- If home repairs crop up, FPL subsidiary offers a back-up. But, just like insurance policies, not everyone is happy.
The story has been updated.
Your chances of getting struck by lightning in any given year are much better than winning the lottery, but living in the lightning capital of the world — Florida — makes it a greater probability than the usual one-in-a-million chance.
That’s one of the reasons Alex Soleta, 44, has been buying surge protection, called SurgeShield, from a subsidiary of Florida Power & Light, as long as it has been available. The subsidiary of the state’s largest utility, called FPL Home, was first introduced it in 2004, and now it’s become FPL Home’s most popular home protection product, company officials say.
SurgeShield customers get a protector installed on their electric meter and, if that fails, a $5,000 limited manufacturer’s warranty for each covered appliance for each occurrence. More recently, at a time when property insurance companies increasingly exclude non-weather-related water damage, that same FPL subsidiary in 2017 began offering programs that protect your exterior water service lines, exterior sewer/septic line, water heater repair and replacement and interior plumbing and drainage system.
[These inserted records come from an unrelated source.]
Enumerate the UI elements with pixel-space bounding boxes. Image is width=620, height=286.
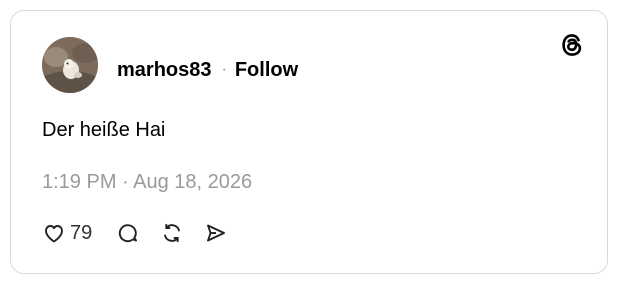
post-timestamp[interactable]: 1:19 PM · Aug 18, 2026 [42,171,252,194]
like-count: 79 [70,221,93,244]
username-link[interactable]: marhos83 [117,59,212,82]
comment-icon [116,221,140,245]
repost-icon [160,221,184,245]
send-icon [204,221,228,245]
post-text: Der heiße Hai [42,119,166,141]
action-bar: 79 [42,219,228,247]
avatar-image [42,37,98,93]
post-header: marhos83 · Follow [117,56,298,84]
reply-button[interactable] [116,221,140,245]
heart-icon [42,221,66,245]
share-button[interactable] [204,221,228,245]
header-separator: · [221,61,227,78]
post-card: marhos83 · Follow Der heiße Hai 1:19 PM … [10,10,608,274]
repost-button[interactable] [160,221,184,245]
follow-button[interactable]: Follow [235,59,298,82]
threads-logo-icon[interactable] [559,32,585,58]
avatar[interactable] [42,37,98,93]
like-button[interactable]: 79 [42,221,92,245]
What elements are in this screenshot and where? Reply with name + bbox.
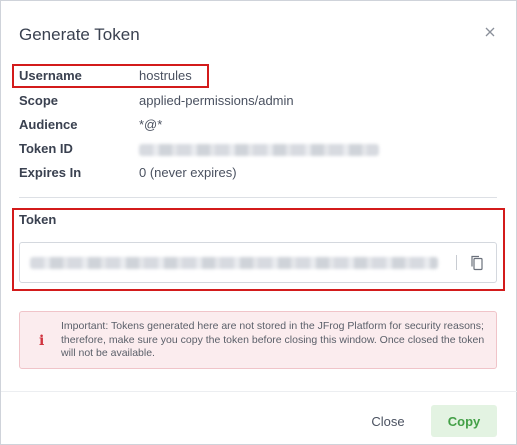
username-label: Username [19, 68, 82, 83]
copy-button[interactable]: Copy [431, 405, 497, 437]
footer-divider [1, 391, 517, 392]
scope-label: Scope [19, 93, 59, 108]
warning-banner: i Important: Tokens generated here are n… [19, 311, 497, 369]
generate-token-dialog: Generate Token Username hostrules Scope … [0, 0, 517, 445]
copy-icon[interactable] [469, 254, 485, 272]
username-value: hostrules [139, 68, 192, 83]
token-redacted-value [30, 257, 438, 269]
token-id-redacted [139, 144, 379, 156]
audience-label: Audience [19, 117, 78, 132]
token-label: Token [19, 212, 57, 227]
close-button[interactable]: Close [359, 405, 417, 437]
info-icon: i [39, 333, 45, 349]
audience-value: *@* [139, 117, 163, 132]
scope-value: applied-permissions/admin [139, 93, 294, 108]
expires-in-label: Expires In [19, 165, 82, 180]
section-divider [19, 197, 497, 198]
token-id-label: Token ID [19, 141, 73, 156]
dialog-title: Generate Token [19, 25, 140, 44]
close-icon[interactable] [482, 24, 498, 40]
token-field[interactable] [19, 242, 497, 283]
field-separator [456, 255, 457, 270]
warning-text: Important: Tokens generated here are not… [61, 320, 485, 359]
expires-in-value: 0 (never expires) [139, 165, 237, 180]
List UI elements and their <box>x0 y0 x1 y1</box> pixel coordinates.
More:16-year-old Florida boy killed by lightning was 5th in Florida this year, 11th in US
So far, though, it looks like the Boynton Beach father of one child says he would have been better off putting that SurgeShield fee — now at $10.95 a month — aside to replace the televisions he says got fried when lightning did strike in September.
Four months after discovering his TVs on the fritz following a storm, he still hasn’t been reimbursed for the damage.
“The whole thing is a joke,” wrote Soleto, who works in insurance. “I wouldn’t trust them with an Etch A Sketch.”

An FPL Home spokesperson cited customer confidentiality when she declined to comment about the situation Soleto described on a Facebook page called “Boynton Beach Raw.” The day after The Palm Beach Post asked FPL Home about his claim, though, he heard from a company representative after months of silence.
“We were told our case was being reviewed again,” he said.
FPL Home’s spokesperson said loss claims with the paperwork completed properly are honored.
Still, the situation brings up a question: Doesn’t property insurance cover these items? The answer is, in some cases, yes, and, in other cases, especially those involving water, no.
Lightning-caused property damage, including power surges that cause damage to appliances and electronics inside the home, is typically covered by a standard home policy, said Mark Friedlander, director of corporate communications for the industry-backed Insurance Information Institute.
“A standard home policy covers electrical system damage caused by a sudden and accidental event like a lightning strike or other severe weather hazards,” Friedlander said. “It does not cover damage due to wear and tear of the electrical system, improper maintenance or faulty workmanship.”
For Soleto, though, the cost of repairing or replacing three televisions was far below his homeowner’s insurance policy’s $2,500 deductible. There’s no deductible on the the SurgeShield coverage.
The exterior water service line coverage FPL Home offers is advertised at $3.74 a month and conveniently added to your FPL bill. It will cover an exterior water service line’s normal wear and tear, which the standard home insurance policy doesn’t, according to Friedlander.
“You need to purchase optional sewer and water backup coverage as an endorsement to have protection from this type of loss,” Friedlander wrote in an email.
For interior plumbing and drainage issues, FPL Home’s coverage will cover copper pipes, as many insurance companies won’t if they discover them during an inspection.

The water damage the typical home insurance covers is quite specific. A sudden pipe burst, for example, is covered under standard homeowner insurance. But if the damage is the result of an ongoing situation, more than 14 days, the water damage would not be covered by a homeowner’s policy.
Meanwhile, the policy FPL Home describes on its website doesn’t limit the time the problem has been developing, like homeowner insurance typically does for it to be covered. But the maximum $5,000 per year service would not likely cover the kind of catastrophic damage water can cause, as home insurance would, in the right circumstances.
Getting satisfaction in the event of a loss, however, can be a challenge in both kinds of coverage. Still, home insurance companies are regulated through the Florida Office of Insurance Regulation, and the state’s Department of Financial Services officially takes property insurance company complaints.
FPL’s regulator is the Public Service Board and the website advertising the FPL Home coverage makes it clear that the policies are offered by FPL Home, “an unregulated subsidiary” of FPL.
Soleto, who has made three trips to Best Buy, as instructed by his FPL Home handlers, in the effort to get his televisions repaired, said he’s spreading the word far and wide about what he’s encountered.
That his Facebook post blew up with hundreds of comments — some similarly irate about FPL Home’s payout record — proves to him this coverage is not as advertised, or at least not as easy to access as a customer might assume.
He contrasted his experience with submitting a claim on some Christmas inflatables he bought at Walmart when they stopped holding air. He submitted his claim, along with the proof they weren’t filling up. He said he immediately received an apology and, 14 days later, a check for the full price of the products.
“That’s how things should work,” Soleto said. “You prove something’s not working, you prove that it wasn’t you who broke it, and then you get paid for it.”